How do you like your daily blog digest?

Intelliseek is providing a daily blog data and trend analysis from its Blogpulse blog search and analysis tools to AOL under a deal announced yesterday.

This is interesting as part of its own trend: digests of the blogosphere as a form of news reporting / content in itself. You see blog digests appearing in mainstream media, such as The Guardian in the UK more and more.

As the number of blogs and other connected media continue to
proliferate, its likely that (a) traditional media will increasingly
report the goings on in the blogosphere in the round, and (b) that blog digests will appear in
different guises, giving people a guide to unfamiliar topic areas.

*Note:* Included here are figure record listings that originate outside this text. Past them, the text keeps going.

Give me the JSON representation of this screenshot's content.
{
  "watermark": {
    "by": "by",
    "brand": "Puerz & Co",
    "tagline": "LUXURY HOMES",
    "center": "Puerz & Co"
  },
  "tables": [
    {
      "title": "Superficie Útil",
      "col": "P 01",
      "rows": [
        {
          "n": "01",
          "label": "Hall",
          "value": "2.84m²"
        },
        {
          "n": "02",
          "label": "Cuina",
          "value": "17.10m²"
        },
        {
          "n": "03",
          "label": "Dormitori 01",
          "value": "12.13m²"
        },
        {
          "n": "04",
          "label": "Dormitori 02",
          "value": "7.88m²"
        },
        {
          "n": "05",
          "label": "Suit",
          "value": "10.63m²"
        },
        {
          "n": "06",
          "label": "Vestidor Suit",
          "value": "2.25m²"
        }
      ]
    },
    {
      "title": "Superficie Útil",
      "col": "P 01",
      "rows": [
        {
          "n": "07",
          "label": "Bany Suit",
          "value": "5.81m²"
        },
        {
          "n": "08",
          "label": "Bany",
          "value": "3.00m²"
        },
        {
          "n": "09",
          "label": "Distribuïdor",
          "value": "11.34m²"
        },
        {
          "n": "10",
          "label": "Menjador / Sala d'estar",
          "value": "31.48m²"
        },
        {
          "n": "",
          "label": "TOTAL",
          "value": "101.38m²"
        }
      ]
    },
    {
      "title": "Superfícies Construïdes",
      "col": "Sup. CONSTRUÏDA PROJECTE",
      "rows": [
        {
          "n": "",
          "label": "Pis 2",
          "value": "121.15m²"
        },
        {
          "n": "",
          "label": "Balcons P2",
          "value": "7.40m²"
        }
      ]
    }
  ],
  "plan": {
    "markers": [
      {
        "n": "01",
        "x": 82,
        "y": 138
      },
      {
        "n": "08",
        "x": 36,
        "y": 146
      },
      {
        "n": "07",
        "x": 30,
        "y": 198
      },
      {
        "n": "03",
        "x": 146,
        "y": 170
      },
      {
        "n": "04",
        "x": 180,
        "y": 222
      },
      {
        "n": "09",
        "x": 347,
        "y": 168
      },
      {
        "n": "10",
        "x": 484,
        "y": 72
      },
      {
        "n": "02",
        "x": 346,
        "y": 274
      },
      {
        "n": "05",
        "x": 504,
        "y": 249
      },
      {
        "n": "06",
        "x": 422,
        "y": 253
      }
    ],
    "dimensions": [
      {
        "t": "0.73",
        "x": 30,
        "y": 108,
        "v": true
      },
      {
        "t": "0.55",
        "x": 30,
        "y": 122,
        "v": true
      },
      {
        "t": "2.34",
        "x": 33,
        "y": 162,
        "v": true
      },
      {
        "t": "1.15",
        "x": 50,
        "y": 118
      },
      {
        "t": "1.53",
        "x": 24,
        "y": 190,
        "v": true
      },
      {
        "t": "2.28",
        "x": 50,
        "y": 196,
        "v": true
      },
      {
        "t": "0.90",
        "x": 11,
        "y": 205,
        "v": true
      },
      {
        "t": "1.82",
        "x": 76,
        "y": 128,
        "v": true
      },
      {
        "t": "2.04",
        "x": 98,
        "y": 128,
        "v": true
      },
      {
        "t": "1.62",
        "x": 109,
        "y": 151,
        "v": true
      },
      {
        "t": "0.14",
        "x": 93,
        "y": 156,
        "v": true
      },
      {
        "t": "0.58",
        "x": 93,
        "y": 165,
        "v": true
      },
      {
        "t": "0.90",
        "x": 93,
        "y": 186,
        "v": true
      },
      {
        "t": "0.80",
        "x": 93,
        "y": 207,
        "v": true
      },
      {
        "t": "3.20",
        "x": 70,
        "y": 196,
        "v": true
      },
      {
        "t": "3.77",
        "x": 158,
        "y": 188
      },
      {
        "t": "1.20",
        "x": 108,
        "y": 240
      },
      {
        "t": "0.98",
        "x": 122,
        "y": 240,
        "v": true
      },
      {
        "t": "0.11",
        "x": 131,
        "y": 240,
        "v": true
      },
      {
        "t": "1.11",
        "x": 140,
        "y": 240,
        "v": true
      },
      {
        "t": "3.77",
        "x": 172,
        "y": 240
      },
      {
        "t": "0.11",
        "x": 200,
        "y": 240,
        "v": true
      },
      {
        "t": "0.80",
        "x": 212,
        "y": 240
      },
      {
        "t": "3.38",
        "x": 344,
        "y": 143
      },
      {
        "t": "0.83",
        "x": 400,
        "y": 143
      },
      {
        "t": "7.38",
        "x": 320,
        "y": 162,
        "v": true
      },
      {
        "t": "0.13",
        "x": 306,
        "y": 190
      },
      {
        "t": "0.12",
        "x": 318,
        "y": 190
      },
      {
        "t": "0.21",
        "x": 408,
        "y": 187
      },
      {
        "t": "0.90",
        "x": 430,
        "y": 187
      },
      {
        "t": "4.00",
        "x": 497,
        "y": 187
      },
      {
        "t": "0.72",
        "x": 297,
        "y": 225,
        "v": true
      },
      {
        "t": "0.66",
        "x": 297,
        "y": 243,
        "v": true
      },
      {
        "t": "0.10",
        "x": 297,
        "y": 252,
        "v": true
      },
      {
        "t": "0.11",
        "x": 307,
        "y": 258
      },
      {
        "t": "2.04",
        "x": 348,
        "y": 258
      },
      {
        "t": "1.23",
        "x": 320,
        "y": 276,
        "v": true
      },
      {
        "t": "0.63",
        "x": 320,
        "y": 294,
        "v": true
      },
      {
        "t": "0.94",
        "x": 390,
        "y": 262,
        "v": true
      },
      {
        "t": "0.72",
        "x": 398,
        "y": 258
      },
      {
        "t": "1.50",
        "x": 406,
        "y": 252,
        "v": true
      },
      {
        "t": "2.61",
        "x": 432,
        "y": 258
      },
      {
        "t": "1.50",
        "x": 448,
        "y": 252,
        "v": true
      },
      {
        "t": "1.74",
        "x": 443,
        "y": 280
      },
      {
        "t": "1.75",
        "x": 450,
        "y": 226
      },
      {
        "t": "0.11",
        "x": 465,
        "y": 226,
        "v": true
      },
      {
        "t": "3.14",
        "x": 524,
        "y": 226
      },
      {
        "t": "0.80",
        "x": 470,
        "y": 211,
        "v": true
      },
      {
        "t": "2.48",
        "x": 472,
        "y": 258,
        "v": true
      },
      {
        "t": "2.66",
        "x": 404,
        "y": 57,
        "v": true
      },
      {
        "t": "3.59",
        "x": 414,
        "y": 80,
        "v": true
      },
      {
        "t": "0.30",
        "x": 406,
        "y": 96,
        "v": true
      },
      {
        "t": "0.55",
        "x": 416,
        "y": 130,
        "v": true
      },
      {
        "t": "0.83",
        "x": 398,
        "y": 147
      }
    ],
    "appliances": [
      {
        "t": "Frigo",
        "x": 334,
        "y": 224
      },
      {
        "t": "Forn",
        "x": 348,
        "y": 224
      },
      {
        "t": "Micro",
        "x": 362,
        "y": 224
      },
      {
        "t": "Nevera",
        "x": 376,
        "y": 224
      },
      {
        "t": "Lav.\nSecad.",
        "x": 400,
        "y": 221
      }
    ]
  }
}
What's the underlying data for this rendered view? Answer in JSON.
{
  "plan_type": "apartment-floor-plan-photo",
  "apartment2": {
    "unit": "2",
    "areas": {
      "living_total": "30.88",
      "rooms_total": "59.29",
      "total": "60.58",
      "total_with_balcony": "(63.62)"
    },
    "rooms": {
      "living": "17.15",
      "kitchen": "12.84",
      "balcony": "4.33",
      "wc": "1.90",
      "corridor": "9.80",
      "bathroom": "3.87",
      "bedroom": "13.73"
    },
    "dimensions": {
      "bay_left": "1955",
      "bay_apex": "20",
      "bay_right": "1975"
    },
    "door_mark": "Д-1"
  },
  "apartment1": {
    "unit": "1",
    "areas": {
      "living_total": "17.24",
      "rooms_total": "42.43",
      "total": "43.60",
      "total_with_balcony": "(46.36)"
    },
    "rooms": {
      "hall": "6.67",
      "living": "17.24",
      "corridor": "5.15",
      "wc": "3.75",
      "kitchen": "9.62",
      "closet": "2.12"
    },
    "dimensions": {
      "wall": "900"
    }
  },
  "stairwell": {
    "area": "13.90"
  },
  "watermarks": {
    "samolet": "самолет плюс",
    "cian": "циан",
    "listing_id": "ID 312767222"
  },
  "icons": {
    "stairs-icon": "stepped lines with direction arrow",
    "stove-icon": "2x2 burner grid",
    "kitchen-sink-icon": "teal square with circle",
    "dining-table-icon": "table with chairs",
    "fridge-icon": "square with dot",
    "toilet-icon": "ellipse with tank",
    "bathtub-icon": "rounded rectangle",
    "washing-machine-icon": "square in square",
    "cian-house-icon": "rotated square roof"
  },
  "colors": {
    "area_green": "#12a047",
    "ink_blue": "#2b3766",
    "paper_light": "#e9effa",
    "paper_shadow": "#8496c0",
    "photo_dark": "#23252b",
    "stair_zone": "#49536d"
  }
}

It makes sense to present the blogosphere in this way to a wider audience. Unless you are fully connected to the blog tribes (tech, politics, IT PR, whatever) that are best informed about a particular topic, then finding the most pertinent / interesting comment and commentators that are out there is basically a geeky labour of love.

OK, so armed with Technorati and Blogpulse itself the more tuned-in blog reader can  go hunting for the information he or she needs with relative ease, but as RSS aggregators become a mainstream I don’t think most people will want the hassle.

Perhaps this is where concepts like Seth Godin‘s Squidoo "lenses" (have a look at the Squidoo blog here and the previews here), where experts maintain an everyperson-friendly homepage on a topic, will prove to be a winner.

Intelliseek reported the news on its own blog as follows:

    Intelliseek, AOL Ink Deal for Blog Data

    Intelliseek’s BlogPulse.com search engine will begin feeding AOL users with     daily blog data and analysis under an agreement announced
by the two companies today. AOL will have access to each day’s top blog
posts, links, trends and activities, including BlogPulse’s
buzz-tracking graphing tools, Conversation Tracker, BlogPulse Profiles
and its two weekday blogs.

    Posted by Intelliblog Team at October 17, 2005 10:38 AM

ITake a look at some early analysis of the significance of the deal at New Media Report , The Blog Herald and ClickZ News.